Quick wins you can do this week

1. Find your egress line and check how much of it is object-storage serving vs. application traffic (group your bill by usage type; see S3 egress cost).
2. If it’s cacheable files, put Cloudflare’s free tier or bunny.net in front of the bucket — measure the drop before doing anything else.
3. If egress is still high, stand up an R2 or B2 bucket, mirror a slice of your data, and serve it to a small percentage of traffic to prove the saving.
4. Keep S3 as the source of truth throughout — you’re adding a cheaper path, not removing your safety net.
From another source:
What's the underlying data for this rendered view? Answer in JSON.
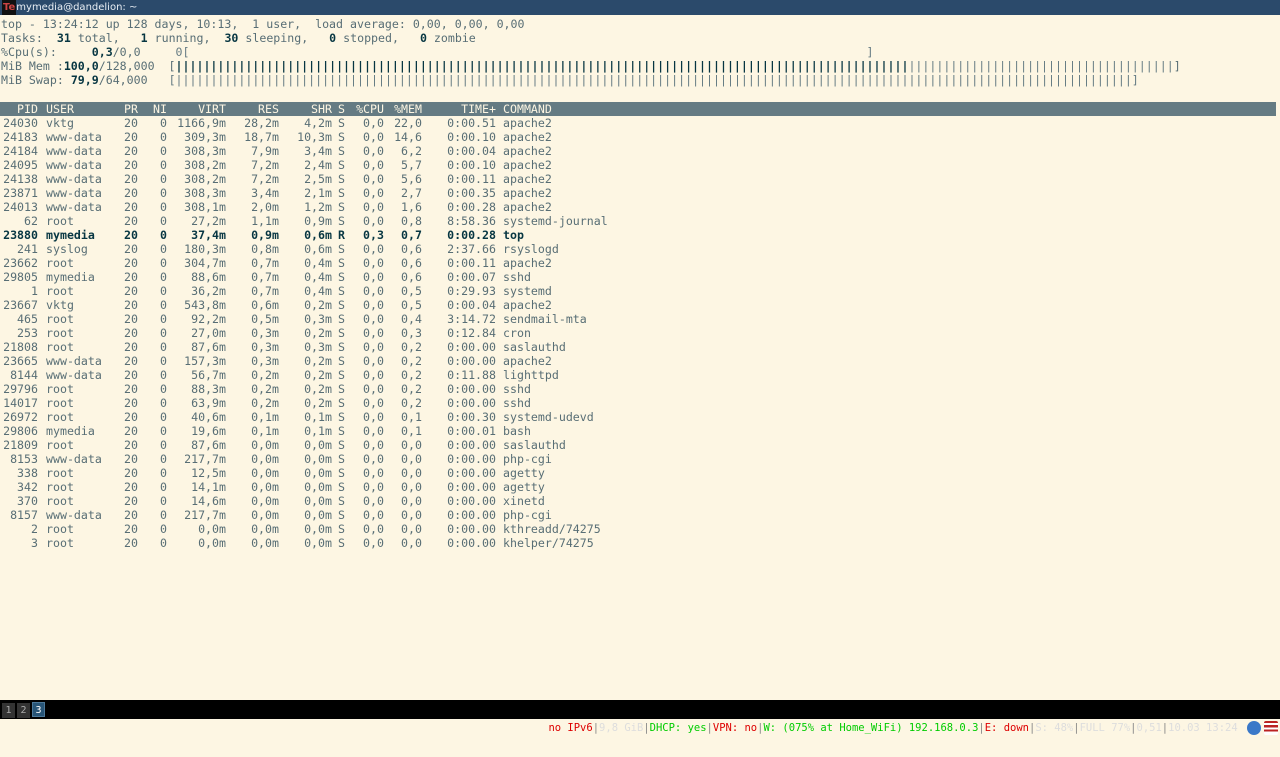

Want to know how much of your egress is the easy object-storage kind versus the harder application kind — send me your cloud bill and I’ll break it out and tell you whether the hybrid move alone gets you there, free, in 24 hours. Read by me, never shared. Or see the Cloud-Exit Assessment for the full picture.

Sources

• Egress economics — see S3 egress cost on this site (AWS ~$0.09/GB, unchanged since 2018; sourced from AWS pricing + Cloudflare’s analysis).
• Cloudflare R2 — zero egress fees; Sippy (incremental copy-on-read from an S3 source bucket) and Super Slurper (bulk migration, now generally available) — Cloudflare R2 docs + engineering blog (developers.cloudflare.com/r2/data-migration; blog.cloudflare.com). Confirmed current mid-2026.
• Backblaze B2 — ~$6/TB storage, free egress up to 3× stored data, and unlimited free egress on the Cloudflare-served path (Bandwidth Alliance) — Backblaze + Cloudflare partnership (backblaze.com/blog; cloudflare.com/partners/technology-partners/backblaze). Confirmed current mid-2026.
• CDN in front of S3 — cache hits are served from the edge and don’t incur S3 egress; only cache misses fetch from origin — general CDN behaviour, Cloudflare / bunny.net docs.
• S3-compatible APIs — R2, B2, SeaweedFS and Garage all speak the S3 API, so application code rarely changes — see Migrate off MinIO.